Here are some tips and ideas for helping your child through the flu and its accompanying discomfort.
Bland Is Best
Even if your child isn’t feeling nauseated, it is a good idea to keep her meals light and somewhat bland. Snacking on a little food all day is better than letting her tummy get empty, too. Here are some examples of foods that may work best:
- Saltine crackers
Try to stay away from sugar and dairy products. The sugar tends to cause a slowdown in the immune system’s work, and dairy can thicken mucous, making that cough or stuffy nose even worse.
Plenty of Liquids
Liquids help flush your child’s system of toxins and keep it working efficiently. When she doesn’t feel good she may not want to drink anything. Water is best but you can make it tastier by adding a slice or two of orange, lemon, or lime.
Other fresh fruits like strawberries will work, too. Don’t give her too much juice. It has a lot of natural sugars, plus the acids in it can cause tummy upset. If you can’t get her to drink water, then give her a juice spritzer – 1/2 cup of juice to 1/2 cup of club soda.
I prefer not to give fever reducers until a certain point, because a fever helps to kill off the invading germs and it tends to keep children in resting mode more than they normally would be.

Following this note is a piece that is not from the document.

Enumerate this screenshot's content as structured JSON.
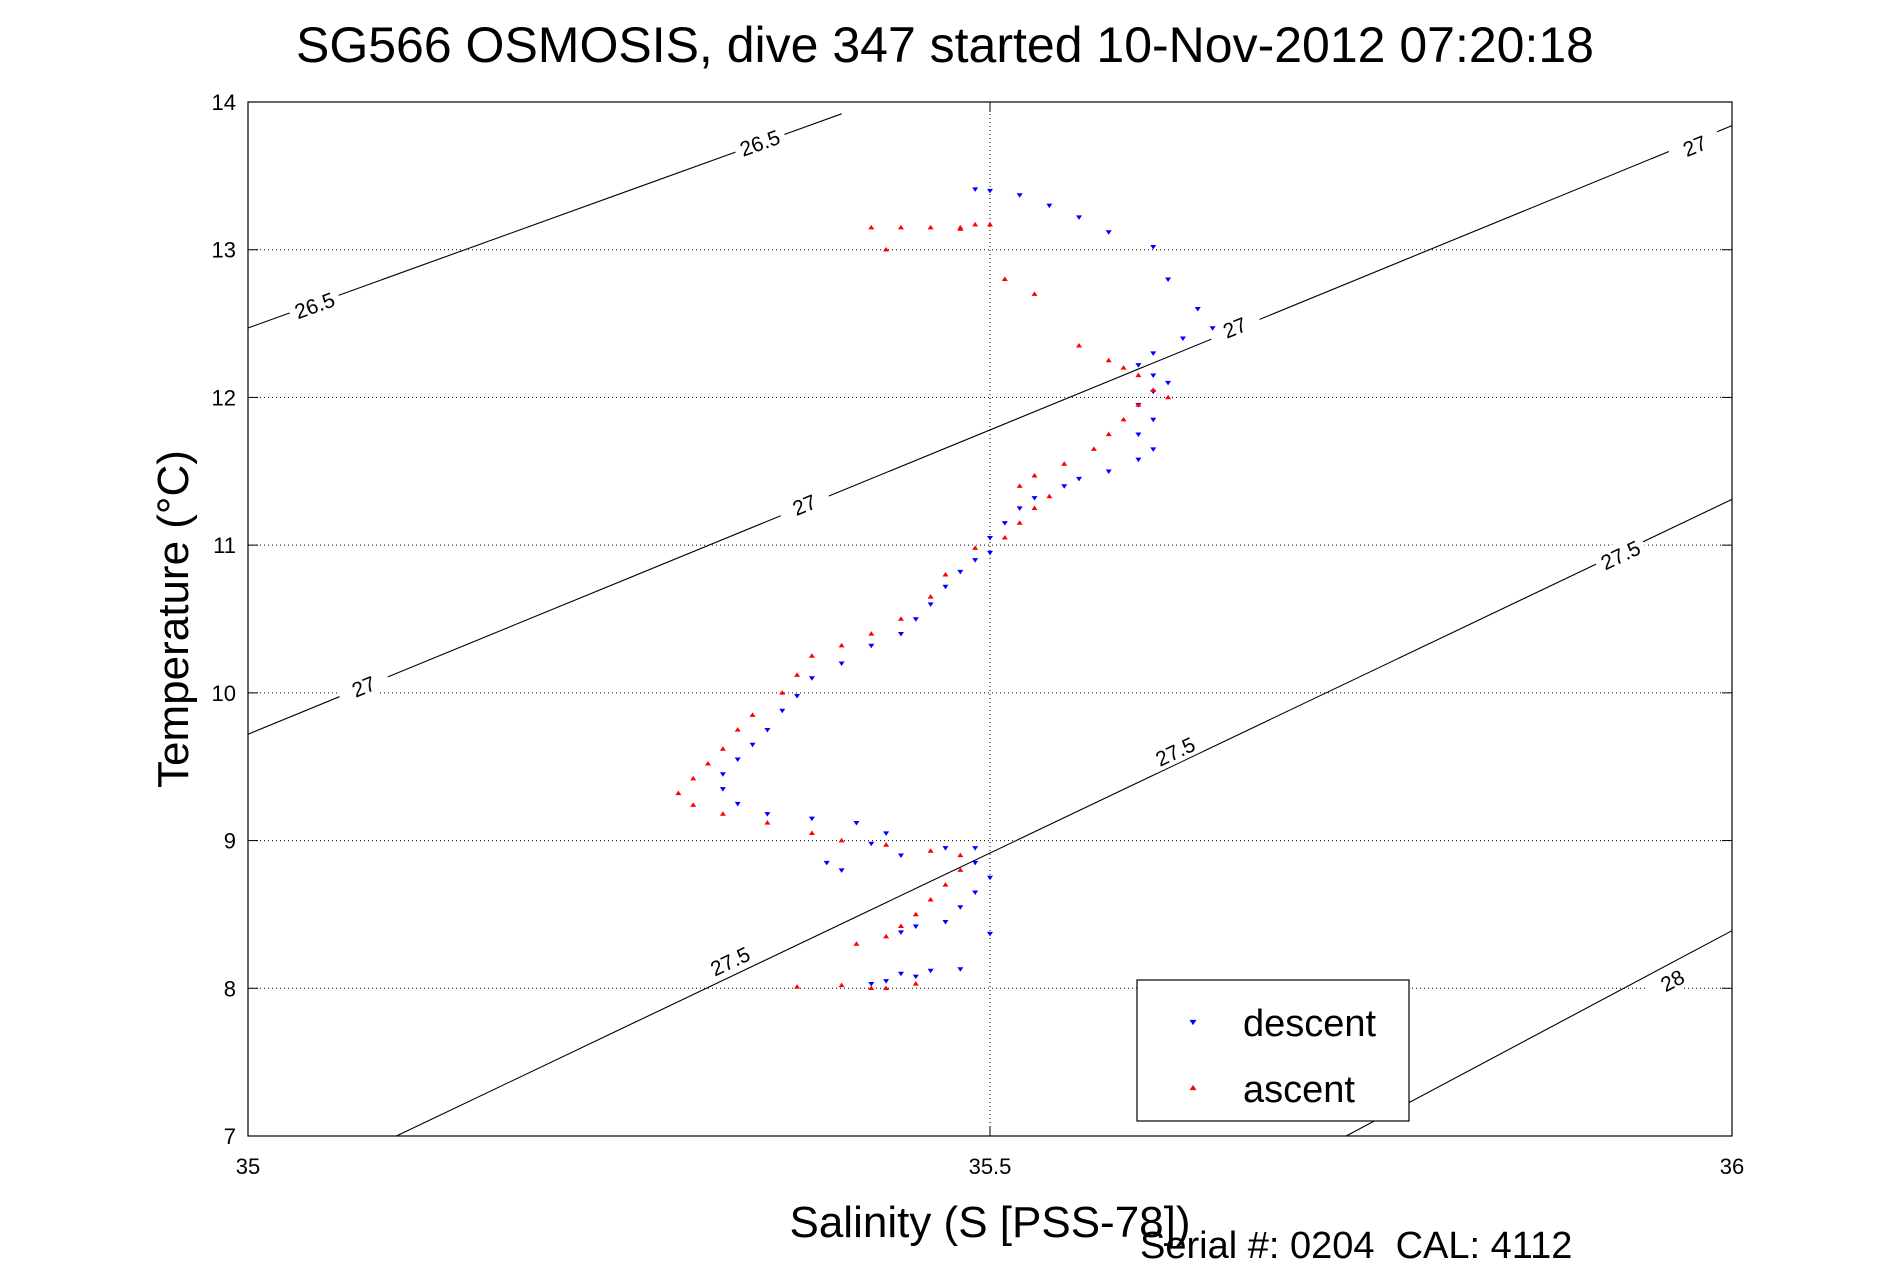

Your child will probably be the most comfortable with her fever around 100F and that is still high enough to give the flu a run for its money. Never ever give a child aspirin because it can cause serious illness in some cases.
Plenty of Rest
It isn’t necessary for your child to stay in bed, but creating a comfy nest on the couch is a good idea. This isn’t the time to worry about excessive television or DVD watching, although you might want to keep the video games off the radar.
Put on a favorite movie and set a glass of water nearby. Try not to play movies that have a lot of action – a kinder gentler movie may lull your child to sleep.

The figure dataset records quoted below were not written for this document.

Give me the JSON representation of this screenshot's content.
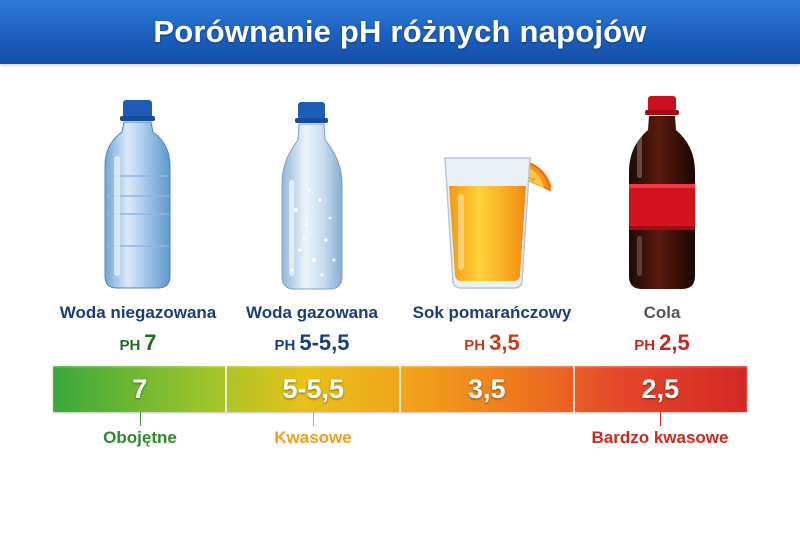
{
  "title": "Porównanie pH różnych napojów",
  "drinks": [
    {
      "name": "Woda niegazowana",
      "ph_prefix": "PH",
      "ph": "7",
      "icon": "still-water-bottle-icon",
      "color": "#1f6d1f"
    },
    {
      "name": "Woda gazowana",
      "ph_prefix": "PH",
      "ph": "5-5,5",
      "icon": "sparkling-water-bottle-icon",
      "color": "#1a3e7a"
    },
    {
      "name": "Sok pomarańczowy",
      "ph_prefix": "PH",
      "ph": "3,5",
      "icon": "orange-juice-glass-icon",
      "color": "#c83a1a"
    },
    {
      "name": "Cola",
      "ph_prefix": "PH",
      "ph": "2,5",
      "icon": "cola-bottle-icon",
      "color": "#c8261e"
    }
  ],
  "scale": {
    "segments": [
      "7",
      "5-5,5",
      "3,5",
      "2,5"
    ],
    "categories": [
      {
        "label": "Obojętne",
        "color": "#2f8a2a"
      },
      {
        "label": "Kwasowe",
        "color": "#f0a01a"
      },
      {
        "label": "Bardzo kwasowe",
        "color": "#cc2a20"
      }
    ]
  }
}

When your child isn’t feeling well, you should probably not worry about anything but hard deadlines. A little dust never hurt anyone (says the Type A clean freak). It is more important to cuddle your child, read stories, and give them all the mom time that they need.
Having the flu is never fun, but you can make it easier on both of you by keeping things low key and making your patient the center of the universe for a few days.